Of Elephants and monsters
Let me start by pointing out some of the elephants in the room. Yes, Asgard is destroyed, Odin dies and the Warriors Three are all slain. Especially the latter came as a bitter shock, and almost upended the viewing experience. Odin’s death had already been foreshadowed to an extend in the previous movies – actor Anthony Hopkins is not getting any younger! And Asgard? It may have been both a blessing and a liability. It offered beautiful cinematography, but it never made much sense story wise. So Thor Ragnarok does what The Dark World could not.

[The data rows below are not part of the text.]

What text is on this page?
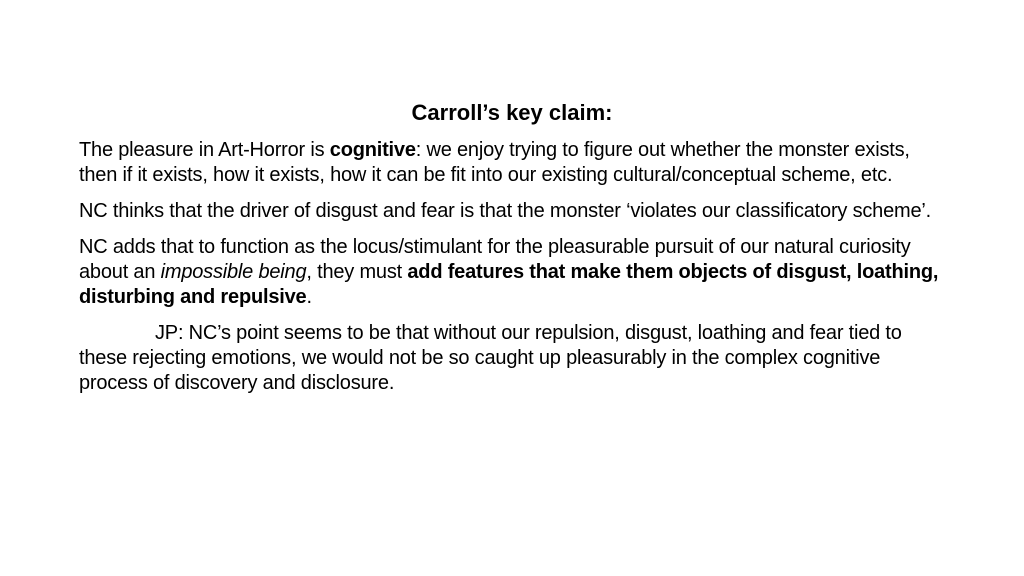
Carroll’s key claim:

The pleasure in Art-Horror is cognitive: we enjoy trying to figure out whether the monster exists, then if it exists, how it exists, how it can be fit into our existing cultural/conceptual scheme, etc.

NC thinks that the driver of disgust and fear is that the monster ‘violates our classificatory scheme’.

NC adds that to function as the locus/stimulant for the pleasurable pursuit of our natural curiosity about an impossible being, they must add features that make them objects of disgust, loathing, disturbing and repulsive.

JP: NC’s point seems to be that without our repulsion, disgust, loathing and fear tied to these rejecting emotions, we would not be so caught up pleasurably in the complex cognitive process of discovery and disclosure.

And so after the conquest of Asgard Thor and Loki are exiled, for the umpteenth time. They arrive on the planet Sakaar, ruled by The Grandmaster (played by Jeff Goldblum). Sakaar is an advanced junkyard planet. In many ways the planet is the main attraction. Before long Thor is reunited with Bruce Banner / Hulk, an exiled Agardian named Valkyrie as well as Korg and Miek. What ensues is somewhat predictable but not any less entertaining. The Grandmaster forces Thor to fight The Hulk for his freedom, but it is staged so Thor can’t win.
It transpires Banner has been in Hulk form for two years, only the accidental release of a recording of Romanov pacifies The hulk. As Thor and Banner attempt to escape they are pursued by Loki and Valkyrie. And so the story manages to find its way back to Asgard, in time to defeat Hela. I won’t go into too much detail, but the end solution to Thor’s Hela problem is ingenious – at the cost of Asgard itself. That said, I was miffed by omission of the deaths of the Warriors Three.
In conclusion your honor
It is difficult to say if Thor Ragnarok is a really good movie. It probably isn’t. Not in the way Blade Runner 2049 was good. But in the moment of viewing it is tons of fun. In many ways it reminds me of Spider-Man: Homecoming. It is cheeky with its humor, no longer is the comedy restricted to the secondary characters as with The Dark World. Instead Chris Hemsworth is able to fully use his comedic depth.
I of course also enjoyed everybody else’s efforts: Idris Elba and Tom Hiddleston never miss a beat. Neither does Cate Blanchett, but I am concerned about her role – Hela. She was without a doubt the most powerful villain in the MCU, and this does raise the question whether the series is overreaching. I have almost completely stopped watching any Marvel series and I worry about Avengers: Infinity War. Marvel has managed to side-step the issue because it movies are based diverse comic-book characters, but I feel the shine is long gone. The culling of so many characters in Thor Ragnarok doesn’t give this sub-franchise much options for growth.